Ball Aerospace instruments enable early observations from NASA's restored Hubble Space Telescope
The Hubble Space Telescope’s newest instruments built by Ball Aerospace & Technologies Corp. are demonstrating early promise for spectacular long-term results. NASA has released early observations from Hubble following installation of the Wide Field Camera 3 (WFC3) and Cosmic Origins Spectrograph (COS), revealing new details about a variety of objects including interacting galaxies, globular clusters, and giant clouds of gas between distant galaxies.
“Ball Aerospace and Hubble have traveled three billion miles together since the launch in 1990 to provide NASA with astronomical discoveries that have proven pivotal to our understanding of the universe,” said David L. Taylor, President and CEO of Ball Aerospace. “We’re very proud to be a part of such an historic and successful NASA mission.”

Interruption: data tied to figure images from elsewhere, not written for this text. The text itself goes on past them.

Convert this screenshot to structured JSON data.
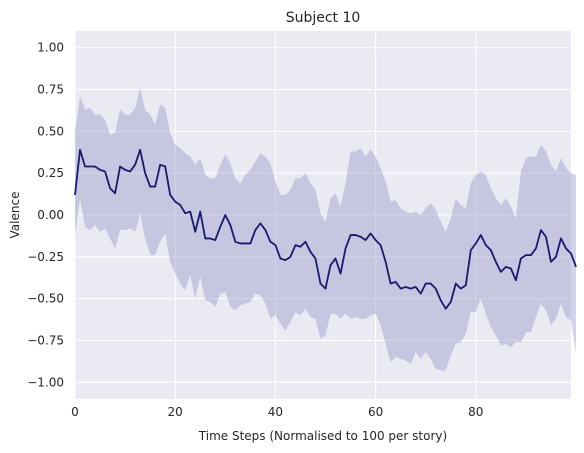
{
  "chart_data": {
    "type": "line",
    "title": "Subject 10",
    "xlabel": "Time Steps (Normalised to 100 per story)",
    "ylabel": "Valence",
    "xlim": [
      0,
      99
    ],
    "ylim": [
      -1.1,
      1.1
    ],
    "grid": true,
    "x_ticks": [
      0,
      20,
      40,
      60,
      80
    ],
    "x_tick_labels": [
      "0",
      "20",
      "40",
      "60",
      "80"
    ],
    "y_ticks": [
      1.0,
      0.75,
      0.5,
      0.25,
      0.0,
      -0.25,
      -0.5,
      -0.75,
      -1.0
    ],
    "y_tick_labels": [
      "1.00",
      "0.75",
      "0.50",
      "0.25",
      "0.00",
      "−0.25",
      "−0.50",
      "−0.75",
      "−1.00"
    ],
    "colors": {
      "background": "#eaeaf2",
      "grid": "#ffffff",
      "line": "#191970",
      "band": "#8c8cc2"
    },
    "series": [
      {
        "values": [
          0.12,
          0.39,
          0.29,
          0.29,
          0.29,
          0.27,
          0.26,
          0.16,
          0.13,
          0.29,
          0.27,
          0.26,
          0.3,
          0.39,
          0.25,
          0.17,
          0.17,
          0.3,
          0.29,
          0.12,
          0.08,
          0.06,
          0.01,
          0.02,
          -0.1,
          0.02,
          -0.14,
          -0.14,
          -0.15,
          -0.07,
          0.0,
          -0.06,
          -0.16,
          -0.17,
          -0.17,
          -0.17,
          -0.09,
          -0.05,
          -0.09,
          -0.16,
          -0.18,
          -0.26,
          -0.27,
          -0.25,
          -0.18,
          -0.19,
          -0.16,
          -0.22,
          -0.26,
          -0.41,
          -0.44,
          -0.3,
          -0.26,
          -0.35,
          -0.2,
          -0.12,
          -0.12,
          -0.13,
          -0.15,
          -0.11,
          -0.15,
          -0.18,
          -0.28,
          -0.41,
          -0.4,
          -0.44,
          -0.43,
          -0.44,
          -0.43,
          -0.47,
          -0.41,
          -0.41,
          -0.44,
          -0.51,
          -0.56,
          -0.52,
          -0.41,
          -0.44,
          -0.42,
          -0.21,
          -0.17,
          -0.12,
          -0.18,
          -0.21,
          -0.28,
          -0.34,
          -0.31,
          -0.32,
          -0.39,
          -0.26,
          -0.24,
          -0.24,
          -0.2,
          -0.09,
          -0.13,
          -0.28,
          -0.25,
          -0.14,
          -0.2,
          -0.23,
          -0.31
        ],
        "upper": [
          0.5,
          0.71,
          0.63,
          0.64,
          0.6,
          0.6,
          0.57,
          0.48,
          0.49,
          0.63,
          0.6,
          0.6,
          0.64,
          0.76,
          0.63,
          0.6,
          0.54,
          0.66,
          0.64,
          0.49,
          0.42,
          0.4,
          0.37,
          0.35,
          0.3,
          0.34,
          0.24,
          0.22,
          0.22,
          0.3,
          0.36,
          0.31,
          0.22,
          0.19,
          0.24,
          0.27,
          0.32,
          0.37,
          0.35,
          0.31,
          0.2,
          0.12,
          0.12,
          0.15,
          0.22,
          0.22,
          0.25,
          0.19,
          0.15,
          0.01,
          -0.04,
          0.1,
          0.13,
          0.05,
          0.19,
          0.38,
          0.38,
          0.4,
          0.35,
          0.39,
          0.35,
          0.28,
          0.2,
          0.08,
          0.09,
          0.04,
          0.02,
          0.01,
          0.02,
          0.0,
          0.04,
          0.07,
          0.03,
          -0.04,
          -0.1,
          -0.02,
          0.1,
          0.06,
          0.04,
          0.19,
          0.24,
          0.26,
          0.24,
          0.16,
          0.1,
          0.06,
          0.1,
          0.05,
          -0.02,
          0.26,
          0.34,
          0.35,
          0.35,
          0.42,
          0.38,
          0.3,
          0.26,
          0.34,
          0.28,
          0.25,
          0.24
        ],
        "lower": [
          -0.12,
          0.1,
          -0.07,
          -0.09,
          -0.06,
          -0.1,
          -0.08,
          -0.14,
          -0.2,
          -0.09,
          -0.09,
          -0.08,
          -0.1,
          0.01,
          -0.14,
          -0.24,
          -0.24,
          -0.16,
          -0.11,
          -0.28,
          -0.35,
          -0.41,
          -0.45,
          -0.36,
          -0.5,
          -0.37,
          -0.51,
          -0.52,
          -0.55,
          -0.47,
          -0.46,
          -0.55,
          -0.57,
          -0.54,
          -0.53,
          -0.52,
          -0.47,
          -0.48,
          -0.53,
          -0.62,
          -0.6,
          -0.65,
          -0.69,
          -0.64,
          -0.58,
          -0.6,
          -0.56,
          -0.61,
          -0.62,
          -0.74,
          -0.72,
          -0.59,
          -0.59,
          -0.62,
          -0.59,
          -0.62,
          -0.61,
          -0.62,
          -0.62,
          -0.6,
          -0.59,
          -0.66,
          -0.77,
          -0.88,
          -0.85,
          -0.86,
          -0.87,
          -0.89,
          -0.82,
          -0.86,
          -0.82,
          -0.86,
          -0.92,
          -0.93,
          -0.93,
          -0.84,
          -0.77,
          -0.76,
          -0.71,
          -0.58,
          -0.58,
          -0.5,
          -0.59,
          -0.67,
          -0.72,
          -0.78,
          -0.77,
          -0.79,
          -0.76,
          -0.76,
          -0.7,
          -0.7,
          -0.61,
          -0.53,
          -0.57,
          -0.66,
          -0.62,
          -0.53,
          -0.61,
          -0.63,
          -0.83
        ]
      }
    ]
  }
}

Hubble’s new super powers are due to state-of-the-art instruments installed by astronauts during Servicing Mission 4 in May 2009. Astronauts also repaired two instruments previously built by Ball: the Space Telescope Imaging Spectrograph and the Advanced Camera for Surveys. COS and the latest Wide Field Camera are equipped with the most advanced detector capabilities ever flown in space.
Ball Aerospace has been a key player on the Hubble program since our engineers designed and built the Corrective Optics Space Telescope Axial Replacement instrument that compensated for the original primary mirror. Ball has built seven instruments for Hubble including all four of the working science instruments currently onboard.
NASA anticipates that Hubble will continue to provide new and unprecedented data until its successor, the James Webb Space Telescope, is launched in 2014. Ball Aerospace is the principal subcontractor for the Webb’s advanced optical technology and lightweight mirror system. The Webb’s primary mirror is more than twice the diameter of Hubble's and is designed to look still deeper into space to see the earliest stars and galaxies.